Humans and dogs experience the world through a very different combination of senses. To most humans, sight is the most important sense, followed by touch, sound, and smell. For dogs, the order is smell, sight, sound, and then touch, with a dog’s sense of smell being by far the most important.
The easy way to remember it is: Nose, eyes, ears, in that order.
When you approach a dog, the dog has already investigated you by scent, from as far as fifty yards away. To a dog, our scent and energy are our “names,” and the dog will have figured out quite a lot about you just through smell alone. This is also why your dog will sometimes start barking at something long before you can see or hear it. It’s not psychic powers. It’s sense of smell.

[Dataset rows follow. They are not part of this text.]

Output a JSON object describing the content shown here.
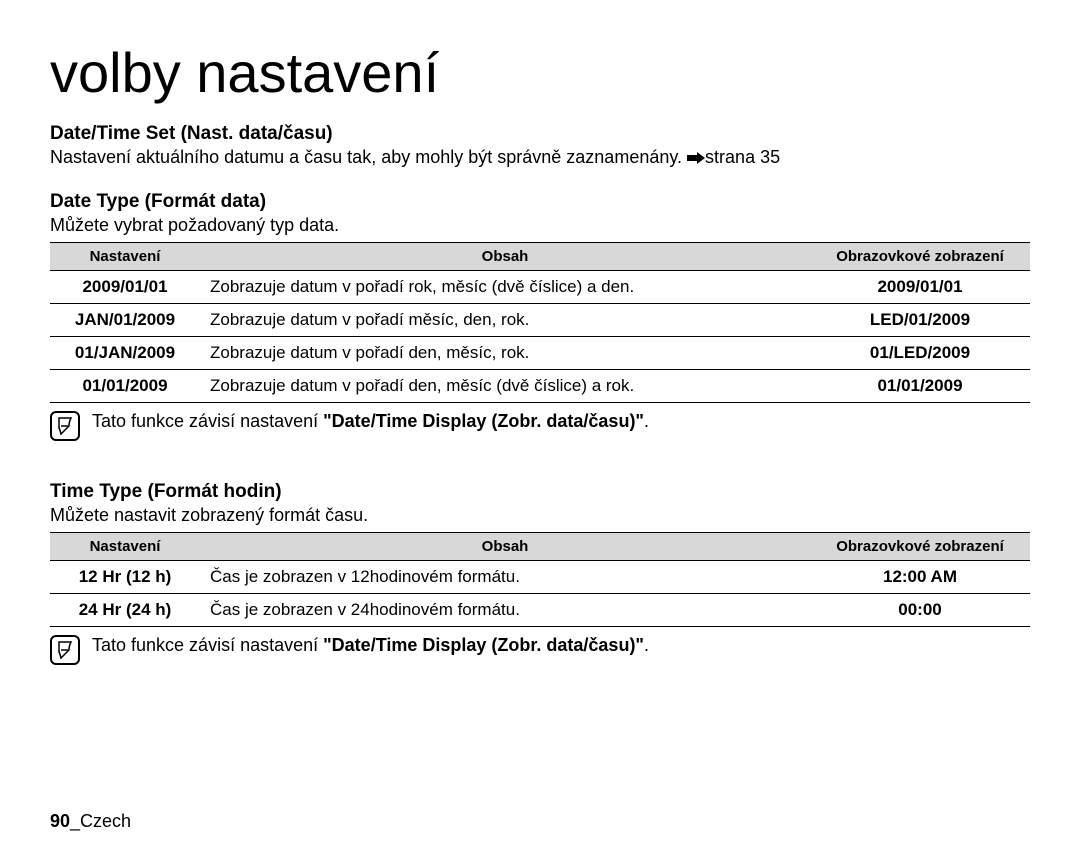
{
  "title": "volby nastavení",
  "datetime_set": {
    "heading": "Date/Time Set (Nast. data/času)",
    "text": "Nastavení aktuálního datumu a času tak, aby mohly být správně zaznamenány.",
    "page_ref": "strana 35"
  },
  "date_type": {
    "heading": "Date Type (Formát data)",
    "intro": "Můžete vybrat požadovaný typ data.",
    "columns": {
      "setting": "Nastavení",
      "content": "Obsah",
      "display": "Obrazovkové zobrazení"
    },
    "rows": [
      {
        "setting": "2009/01/01",
        "content": "Zobrazuje datum v pořadí rok, měsíc (dvě číslice) a den.",
        "display": "2009/01/01"
      },
      {
        "setting": "JAN/01/2009",
        "content": "Zobrazuje datum v pořadí měsíc, den, rok.",
        "display": "LED/01/2009"
      },
      {
        "setting": "01/JAN/2009",
        "content": "Zobrazuje datum v pořadí den, měsíc, rok.",
        "display": "01/LED/2009"
      },
      {
        "setting": "01/01/2009",
        "content": "Zobrazuje datum v pořadí den, měsíc (dvě číslice) a rok.",
        "display": "01/01/2009"
      }
    ],
    "note_pre": "Tato funkce závisí nastavení ",
    "note_bold": "\"Date/Time Display (Zobr. data/času)\"",
    "note_post": "."
  },
  "time_type": {
    "heading": "Time Type (Formát hodin)",
    "intro": "Můžete nastavit zobrazený formát času.",
    "columns": {
      "setting": "Nastavení",
      "content": "Obsah",
      "display": "Obrazovkové zobrazení"
    },
    "rows": [
      {
        "setting": "12 Hr (12 h)",
        "content": "Čas je zobrazen v 12hodinovém formátu.",
        "display": "12:00 AM"
      },
      {
        "setting": "24 Hr (24 h)",
        "content": "Čas je zobrazen v 24hodinovém formátu.",
        "display": "00:00"
      }
    ],
    "note_pre": "Tato funkce závisí nastavení ",
    "note_bold": "\"Date/Time Display (Zobr. data/času)\"",
    "note_post": "."
  },
  "footer": {
    "page_number": "90",
    "separator": "_",
    "language": "Czech"
  }
}
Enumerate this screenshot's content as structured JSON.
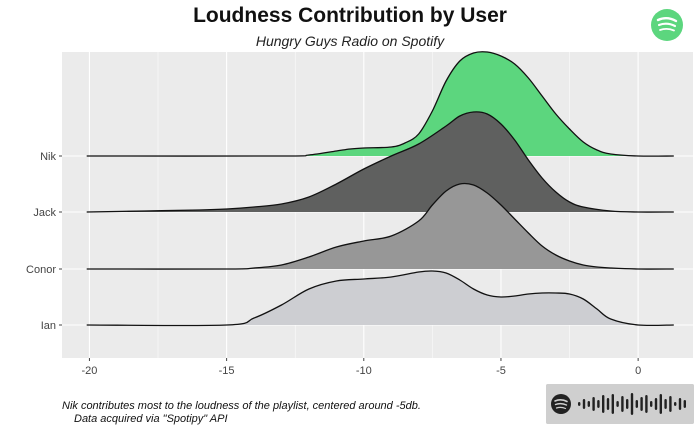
{
  "header": {
    "title": "Loudness Contribution by User",
    "subtitle": "Hungry Guys Radio on Spotify"
  },
  "caption": {
    "line1": "Nik contributes most to the loudness of the playlist, centered around -5db.",
    "line2": "Data acquired via \"Spotipy\" API"
  },
  "icons": {
    "logo": "spotify-logo-icon",
    "code": "spotify-code-icon"
  },
  "colors": {
    "panel": "#ebebeb",
    "grid": "#ffffff",
    "Nik": "#5cd67e",
    "Jack": "#5f605f",
    "Conor": "#979797",
    "Ian": "#cdced2",
    "spotify_green": "#1ed760"
  },
  "chart_data": {
    "type": "ridgeline",
    "title": "Loudness Contribution by User",
    "subtitle": "Hungry Guys Radio on Spotify",
    "xlabel": "",
    "ylabel": "",
    "xlim": [
      -21,
      2
    ],
    "x_ticks": [
      -20,
      -15,
      -10,
      -5,
      0
    ],
    "categories": [
      "Ian",
      "Conor",
      "Jack",
      "Nik"
    ],
    "grid": true,
    "series": [
      {
        "name": "Nik",
        "x": [
          -20.1,
          -13,
          -12,
          -11,
          -10.5,
          -10,
          -9,
          -8.5,
          -8,
          -7.5,
          -7,
          -6.5,
          -6,
          -5.5,
          -5,
          -4.5,
          -4,
          -3.5,
          -3,
          -2.5,
          -2,
          -1.5,
          -1,
          0,
          1.3
        ],
        "density": [
          0,
          0,
          0.01,
          0.05,
          0.07,
          0.08,
          0.09,
          0.13,
          0.22,
          0.45,
          0.75,
          0.95,
          1.03,
          1.04,
          1.0,
          0.92,
          0.78,
          0.6,
          0.42,
          0.27,
          0.14,
          0.06,
          0.02,
          0.0,
          0
        ]
      },
      {
        "name": "Jack",
        "x": [
          -20.1,
          -18,
          -16,
          -15,
          -14,
          -13,
          -12,
          -11,
          -10,
          -9,
          -8,
          -7,
          -6.5,
          -6,
          -5.5,
          -5,
          -4.5,
          -4,
          -3.5,
          -3,
          -2.5,
          -2,
          -1,
          0,
          1.3
        ],
        "density": [
          0,
          0.01,
          0.02,
          0.03,
          0.05,
          0.08,
          0.15,
          0.28,
          0.43,
          0.56,
          0.68,
          0.86,
          0.96,
          1.0,
          0.98,
          0.88,
          0.72,
          0.52,
          0.34,
          0.2,
          0.1,
          0.05,
          0.01,
          0.0,
          0
        ]
      },
      {
        "name": "Conor",
        "x": [
          -20.1,
          -15,
          -14,
          -13,
          -12,
          -11,
          -10,
          -9,
          -8,
          -7.5,
          -7,
          -6.5,
          -6,
          -5.5,
          -5,
          -4.5,
          -4,
          -3.5,
          -3,
          -2.5,
          -2,
          -1.5,
          -1,
          0,
          1.3
        ],
        "density": [
          0,
          0,
          0.01,
          0.04,
          0.12,
          0.22,
          0.28,
          0.33,
          0.48,
          0.64,
          0.78,
          0.85,
          0.84,
          0.76,
          0.64,
          0.5,
          0.36,
          0.23,
          0.14,
          0.08,
          0.04,
          0.02,
          0.01,
          0.0,
          0
        ]
      },
      {
        "name": "Ian",
        "x": [
          -20.1,
          -15,
          -14,
          -13,
          -12,
          -11,
          -10,
          -9,
          -8,
          -7.5,
          -7,
          -6.5,
          -6,
          -5.5,
          -5,
          -4.5,
          -4,
          -3.5,
          -3,
          -2.5,
          -2,
          -1.5,
          -1,
          0,
          1.3
        ],
        "density": [
          0,
          0.0,
          0.07,
          0.2,
          0.36,
          0.44,
          0.46,
          0.48,
          0.53,
          0.54,
          0.52,
          0.45,
          0.36,
          0.3,
          0.28,
          0.29,
          0.31,
          0.32,
          0.32,
          0.31,
          0.26,
          0.16,
          0.06,
          0.0,
          0
        ]
      }
    ]
  }
}
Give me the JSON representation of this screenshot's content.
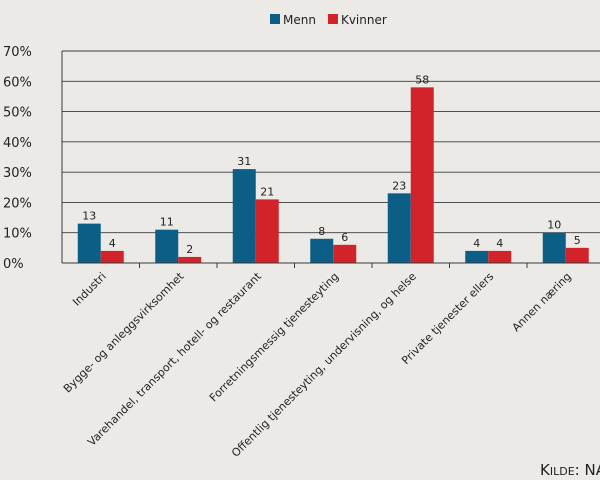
{
  "chart_data": {
    "type": "bar",
    "categories": [
      "Industri",
      "Bygge- og anleggsvirksomhet",
      "Varehandel, transport, hotell- og restaurant",
      "Forretningsmessig tjenesteyting",
      "Offentlig tjenesteyting, undervisning, og helse",
      "Private tjenester ellers",
      "Annen næring"
    ],
    "series": [
      {
        "name": "Menn",
        "color": "#0d5e86",
        "values": [
          13,
          11,
          31,
          8,
          23,
          4,
          10
        ]
      },
      {
        "name": "Kvinner",
        "color": "#d2232a",
        "values": [
          4,
          2,
          21,
          6,
          58,
          4,
          5
        ]
      }
    ],
    "yticks": [
      "0%",
      "10%",
      "20%",
      "30%",
      "40%",
      "50%",
      "60%",
      "70%"
    ],
    "ylim": [
      0,
      70
    ],
    "grid": true,
    "legend": "top-center",
    "source": "Kilde: NAV"
  }
}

This nose-eyes-ears priority of senses to a dog follows the pattern in their development as a puppy. Dogs are born blind and deaf and rely on their sense of smell in order to find their mothers and nurse, so their first association with survival is scent. This connection lasts for the rest of a dog’s life, which is why they are constantly sniffing, especially in strange or new environments.

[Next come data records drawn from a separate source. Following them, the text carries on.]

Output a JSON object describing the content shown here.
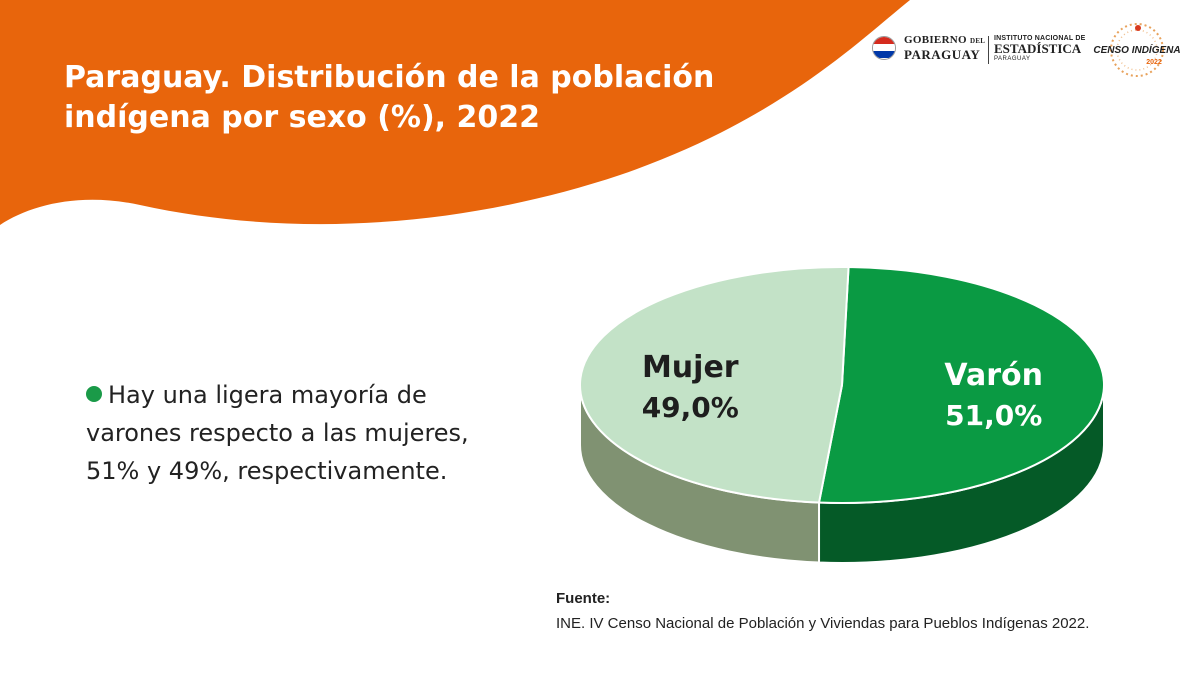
{
  "header": {
    "title_line1": "Paraguay. Distribución de la población",
    "title_line2": "indígena por sexo (%), 2022",
    "colors": {
      "wave": "#e8650c"
    }
  },
  "logos": {
    "gobierno_line1": "GOBIERNO",
    "gobierno_del": "DEL",
    "gobierno_line2": "PARAGUAY",
    "ine_line1": "INSTITUTO NACIONAL DE",
    "ine_line2": "ESTADÍSTICA",
    "ine_line3": "PARAGUAY",
    "censo_line1": "CENSO INDÍGENA",
    "censo_year": "2022"
  },
  "bullet": {
    "text": "Hay una ligera mayoría de varones respecto a las mujeres, 51% y 49%, respectivamente."
  },
  "chart_data": {
    "type": "pie",
    "title": "Paraguay. Distribución de la población indígena por sexo (%), 2022",
    "series": [
      {
        "name": "Varón",
        "value": 51.0,
        "label": "51,0%",
        "color": "#0a9a43",
        "side_color": "#055a27"
      },
      {
        "name": "Mujer",
        "value": 49.0,
        "label": "49,0%",
        "color": "#c3e2c7",
        "side_color": "#809272"
      }
    ],
    "style": "3d"
  },
  "source": {
    "label": "Fuente:",
    "text": "INE. IV Censo Nacional de Población y Viviendas para Pueblos Indígenas 2022."
  }
}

When you’re out on the walk, you might be able to detect the scent of the grass nearby, but to a dog that grass really is a record of what’s been going on – and the information in it is more than just which other dogs have peed there.
Living things constantly give off aromas. We don’t do it just by sweating. Every time we exhale, we send scent information out into the world. We also constantly shed skin cells and hair, which get carried off into the wind and eventually settle on the ground. Where our shoes or feet touch the ground, they also leave scent information.
A dog can smell all of these molecules and learn a lot from them: who or what has been there, how long ago they were there, how close they are now, and which way they went. It’s a world that’s mostly invisible to us, but it is the place your dog lives every day.